Fotografía de FLo bajo licencia CC BY-SA 2.0. Sin cambios.

Lo que podemos aprender de Chile, un país que convive con los terremotos

Un terremoto destruye todo: casas, puentes, economías, vidas. En especial, rompe el sistema de seguridades individuales y colectivas. Sin importar nivel socioconómico, sexo, raza ni edad, compartimos el mismo sentimiento de desamparo en esos segundos o minutos en que el planeta nos recuerda que es un ente vivo y en movimiento constante. Y que ese destino planetario se puede manifestar donde sea, sobre todo en los vértices de las placas tectónicas. Ocurrió hace pocos días en Japón. O hace seis años en Haití y Chile. Y nos acaba de suceder este sábado, cuando las placas de Nazca y Sudamericana, que formaron la cordillera de los Andes hace millones de años, desfogaron su energía en el litoral ecuatoriano, con epicentro en Pedernales y una virulencia calculada en 7.8 magnitudes. Este sismo marcará un hito por el impacto en áreas densamente pobladas y la destrucción de infraestructura física a una escala que no tiene precedentes, que ha dejado en escombros a varios cantones y agrava la crisis económica. Toda catástrofe es traumática, pero el terremoto del sábado dejará su marca por muchos años.  

La tarea ahora es la de reconstruir y establecer un plan de acción para prevenir los efectos de catástrofes similares. Sobre todo tomando nota de las lecciones y los errores propios y ajenos. Tal vez la eficiencia japonesa esté un poco lejos, pero tampoco somos tan endebles institucionalmente como Haití. Chile puede ser una excelente referencia. El país de Neruda tiene una de las actividades sísmicas más intensas del planeta. En 1960 la ciudad de Valdivia sufrió el terremoto más fuerte que se tenga registro en el último siglo: 9.5 magnitudes. La última experiencia traumática, en 2010, fue la tragedia del terremoto de 8.8 magnitudes y el subsecuente tsunami que azotó la zona central chilena, con un saldo de 800 muertos y cerca de 30 mil millones de dólares en pérdidas. Es una catástrofe que sigue dejando huella, sobre todo por los problemas de la gestión de crisis. 

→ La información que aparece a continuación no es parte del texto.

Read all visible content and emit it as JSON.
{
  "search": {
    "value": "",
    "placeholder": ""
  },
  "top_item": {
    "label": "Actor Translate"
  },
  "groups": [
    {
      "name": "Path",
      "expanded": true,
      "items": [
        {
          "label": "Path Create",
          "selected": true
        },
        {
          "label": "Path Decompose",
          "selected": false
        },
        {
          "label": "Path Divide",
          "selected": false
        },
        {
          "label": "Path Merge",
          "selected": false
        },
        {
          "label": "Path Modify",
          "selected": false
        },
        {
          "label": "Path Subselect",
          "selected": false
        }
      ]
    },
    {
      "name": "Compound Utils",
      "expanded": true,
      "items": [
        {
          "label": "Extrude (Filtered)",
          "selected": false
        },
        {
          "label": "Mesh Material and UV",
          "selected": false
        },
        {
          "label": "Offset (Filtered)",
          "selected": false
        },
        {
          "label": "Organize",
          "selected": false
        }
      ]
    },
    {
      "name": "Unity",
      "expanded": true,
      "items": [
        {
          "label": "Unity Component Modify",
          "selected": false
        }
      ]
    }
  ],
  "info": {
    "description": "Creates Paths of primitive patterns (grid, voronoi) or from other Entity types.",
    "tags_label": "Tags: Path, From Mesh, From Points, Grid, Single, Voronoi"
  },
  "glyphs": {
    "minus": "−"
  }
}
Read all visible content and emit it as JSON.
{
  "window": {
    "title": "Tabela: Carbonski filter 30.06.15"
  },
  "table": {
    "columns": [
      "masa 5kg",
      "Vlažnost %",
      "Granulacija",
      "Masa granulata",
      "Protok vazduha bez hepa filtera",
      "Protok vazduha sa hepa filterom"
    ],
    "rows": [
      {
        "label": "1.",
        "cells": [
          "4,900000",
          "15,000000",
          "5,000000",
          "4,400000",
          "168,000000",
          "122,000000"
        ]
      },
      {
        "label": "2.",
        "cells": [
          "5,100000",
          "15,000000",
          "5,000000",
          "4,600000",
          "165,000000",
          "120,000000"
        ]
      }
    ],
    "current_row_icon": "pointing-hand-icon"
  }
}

El terremoto que sacudió Chile se suscitó la madrugada del 27 de febrero, a escasos 11 días del cambio de mando, cuando el primer gobierno de Michelle Bachelet terminaba. A pesar de que la sociedad chilena convive con temblores que obligan a estrictas normas de construcción y a prácticas de evacuación, el terremoto dejó en evidencia fallas en la oficina nacional de catástrofes chilena (ONEMI), particularmente en los mecanismos de comunicación y de logística. Por la magnitud del movimiento telúrico las comunicaciones colapsaron, impidiendo el oportuno anuncio del tsunami que sucedió al terremoto. Las zonas más afectadas quedaron prácticamente aisladas, sin electricidad ni agua potable, lo que dio pie a actos vandálicos. Recién dos días después de la tragedia se decretó un estado de excepción, permitiendo a las fuerzas armadas controlar desmanes y coordinar las actividades de distribución de alimentos y agua potable.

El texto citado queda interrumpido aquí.